Page:Laprade - Les Voix du silence, 1865.djvu/150

La bibliothèque libre.
Cette page n’a pas encore été corrigée

Dès qu’un instant, le bras se reposait vainqueur,
D’autres plus grands périls venaient tenter le cœur :
Le monde est tout fleuri de ces dangers qu’on aime ;
Il faut, à chaque pas, percer un stratagème,
Du fruit le plus vermeil repousser le poison,
Et du lis le plus blanc la noire trahison.
Des belles aux bras nus, formant un joyeux groupe,
L’enlaçaient dans la ronde et lui tendaient la coupe.
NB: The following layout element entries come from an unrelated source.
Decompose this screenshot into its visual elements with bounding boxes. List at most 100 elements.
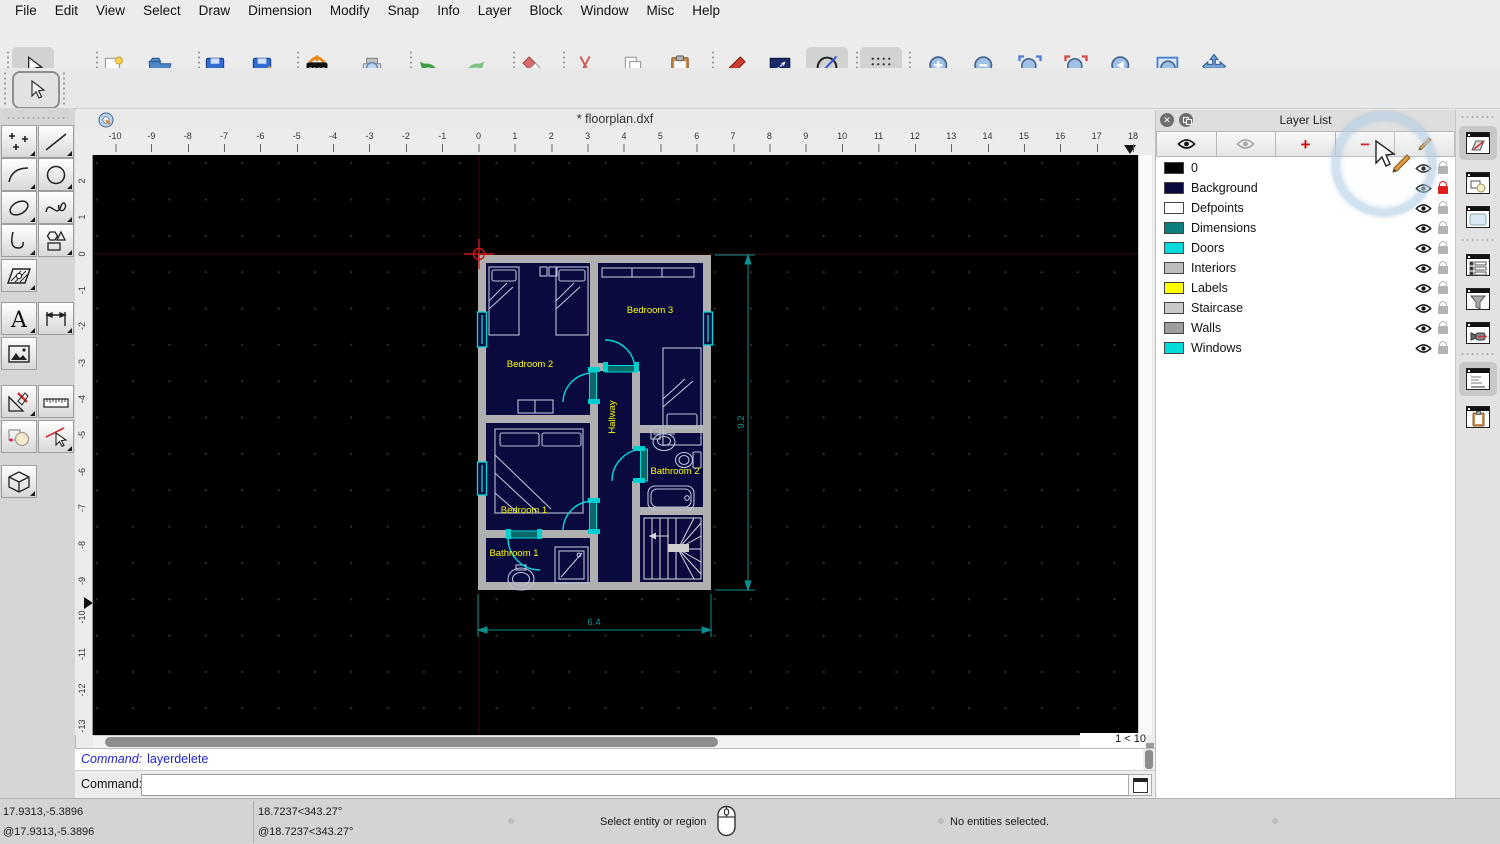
hide-all-layers-button[interactable] <box>1216 131 1277 157</box>
layer-row[interactable]: Dimensions <box>1156 218 1455 238</box>
layer-row[interactable]: Windows <box>1156 338 1455 358</box>
pick-entity-tool[interactable] <box>38 420 74 453</box>
arc-tool[interactable] <box>1 158 37 191</box>
toolbar-handle[interactable] <box>62 71 66 105</box>
spline-tool[interactable] <box>38 191 74 224</box>
solid-3d-tool[interactable] <box>1 465 37 498</box>
dock-library-browser-button[interactable] <box>1459 200 1497 234</box>
layer-visibility-icon[interactable] <box>1415 263 1432 274</box>
line-tool[interactable] <box>38 125 74 158</box>
hruler-number: 6 <box>694 131 700 152</box>
command-detach-button[interactable] <box>1128 774 1152 796</box>
menu-item[interactable]: Draw <box>190 0 240 22</box>
layer-row[interactable]: Background <box>1156 178 1455 198</box>
floorplan-drawing: Bedroom 3 Bedroom 2 Hallway Bathroom 2 B… <box>93 155 1138 735</box>
dock-command-line-button[interactable] <box>1459 362 1497 396</box>
dock-flashlight-button[interactable] <box>1459 316 1497 350</box>
draw-tools[interactable] <box>1 385 37 418</box>
points-tool[interactable] <box>1 125 37 158</box>
dimension-tool[interactable] <box>38 302 74 335</box>
menu-item[interactable]: Block <box>521 0 572 22</box>
layer-color-swatch <box>1164 282 1184 294</box>
layer-visibility-icon[interactable] <box>1415 323 1432 334</box>
panel-dock <box>1455 110 1500 798</box>
layer-lock-icon[interactable] <box>1438 261 1448 274</box>
layer-name: Walls <box>1191 321 1222 335</box>
polyline-tool[interactable] <box>1 224 37 257</box>
layer-row[interactable]: Walls <box>1156 318 1455 338</box>
document-titlebar[interactable]: * floorplan.dxf <box>75 110 1155 130</box>
layer-row[interactable]: Labels <box>1156 278 1455 298</box>
history-scrollbar-thumb[interactable] <box>1145 750 1153 769</box>
polyline-icon <box>11 231 24 249</box>
layer-color-swatch <box>1164 162 1184 174</box>
layer-color-swatch <box>1164 302 1184 314</box>
dock-clipboard-button[interactable] <box>1459 400 1497 434</box>
text-tool[interactable]: A <box>1 302 37 335</box>
menu-item[interactable]: Help <box>683 0 729 22</box>
layer-visibility-icon[interactable] <box>1415 223 1432 234</box>
layer-lock-icon[interactable] <box>1438 201 1448 214</box>
menu-item[interactable]: Dimension <box>239 0 321 22</box>
shapes-tool[interactable] <box>38 224 74 257</box>
layer-lock-icon[interactable] <box>1438 241 1448 254</box>
history-scrollbar[interactable] <box>1143 749 1155 771</box>
ellipse-icon <box>9 199 29 216</box>
layer-lock-icon[interactable] <box>1438 341 1448 354</box>
layer-row[interactable]: Defpoints <box>1156 198 1455 218</box>
canvas-hscrollbar[interactable] <box>93 735 1138 748</box>
command-input[interactable] <box>141 774 1130 796</box>
menu-item[interactable]: Select <box>134 0 190 22</box>
layer-visibility-icon[interactable] <box>1415 203 1432 214</box>
menu-item[interactable]: Modify <box>321 0 379 22</box>
menu-item[interactable]: Window <box>572 0 638 22</box>
layer-lock-icon[interactable] <box>1438 301 1448 314</box>
layer-row[interactable]: Doors <box>1156 238 1455 258</box>
dock-selection-filter-button[interactable] <box>1459 282 1497 316</box>
hatch-tool[interactable] <box>1 259 37 292</box>
menu-item[interactable]: View <box>87 0 134 22</box>
menu-item[interactable]: Edit <box>46 0 87 22</box>
circle-tool[interactable] <box>38 158 74 191</box>
dock-block-list-button[interactable] <box>1459 166 1497 200</box>
image-tool[interactable] <box>1 337 37 370</box>
dock-handle[interactable] <box>1460 115 1496 119</box>
menu-item[interactable]: File <box>6 0 46 22</box>
layer-visibility-icon[interactable] <box>1415 283 1432 294</box>
qcad-app: { "menu": { "items": ["File","Edit","Vie… <box>0 0 1500 844</box>
dock-property-editor-button[interactable] <box>1459 248 1497 282</box>
layer-row[interactable]: Interiors <box>1156 258 1455 278</box>
menu-item[interactable]: Info <box>428 0 469 22</box>
menu-item[interactable]: Misc <box>638 0 684 22</box>
layer-lock-icon[interactable] <box>1438 181 1448 194</box>
layer-visibility-icon[interactable] <box>1415 303 1432 314</box>
ellipse-tool[interactable] <box>1 191 37 224</box>
menu-item[interactable]: Snap <box>379 0 429 22</box>
show-all-layers-button[interactable] <box>1156 131 1217 157</box>
measure-tool[interactable] <box>38 385 74 418</box>
hscrollbar-thumb[interactable] <box>105 737 718 747</box>
palette-handle[interactable] <box>6 116 68 120</box>
command-history[interactable]: Command: layerdelete <box>75 748 1155 771</box>
add-layer-button[interactable]: + <box>1276 131 1336 157</box>
layer-visibility-icon[interactable] <box>1415 343 1432 354</box>
canvas-vscrollbar[interactable] <box>1138 155 1152 735</box>
selection-tool-button[interactable] <box>12 71 60 109</box>
layer-panel-header: ✕ Layer List <box>1156 110 1455 131</box>
dock-layer-list-button[interactable] <box>1459 126 1497 160</box>
layer-lock-icon[interactable] <box>1438 161 1448 174</box>
toolbar-handle[interactable] <box>3 71 7 105</box>
layer-color-swatch <box>1164 222 1184 234</box>
layer-visibility-icon[interactable] <box>1415 183 1432 194</box>
dim-height: 9.2 <box>736 415 747 428</box>
layer-row[interactable]: Staircase <box>1156 298 1455 318</box>
layer-lock-icon[interactable] <box>1438 321 1448 334</box>
layer-lock-icon[interactable] <box>1438 281 1448 294</box>
command-input-row: Command: <box>75 770 1155 798</box>
layer-lock-icon[interactable] <box>1438 221 1448 234</box>
layer-visibility-icon[interactable] <box>1415 243 1432 254</box>
layer-visibility-icon[interactable] <box>1415 163 1432 174</box>
drawing-canvas[interactable]: Bedroom 3 Bedroom 2 Hallway Bathroom 2 B… <box>93 155 1138 735</box>
menu-item[interactable]: Layer <box>469 0 521 22</box>
modify-tool[interactable] <box>1 420 37 453</box>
D’insidieux festins, sous des rosiers servis,
S’offraient à tous les sens du même coup ravis.
L’insecte aux feux impurs le piquait sous le frêne.
Tout arbre a sa dryade et tout flot sa sirène ;
Sur tous les lacs, émus du bruit des instruments,
On voit, de chaque rive, en des lointains charmants,
Briller la harpe d’or entre deux seins de neige.
Jusqu’aux nids des ramiers qui vous dressent leur piège.
On boit dans l’air des soifs qu’on ne peut apaiser,
Et tout ce qu’on écoute a le son d’un baiser.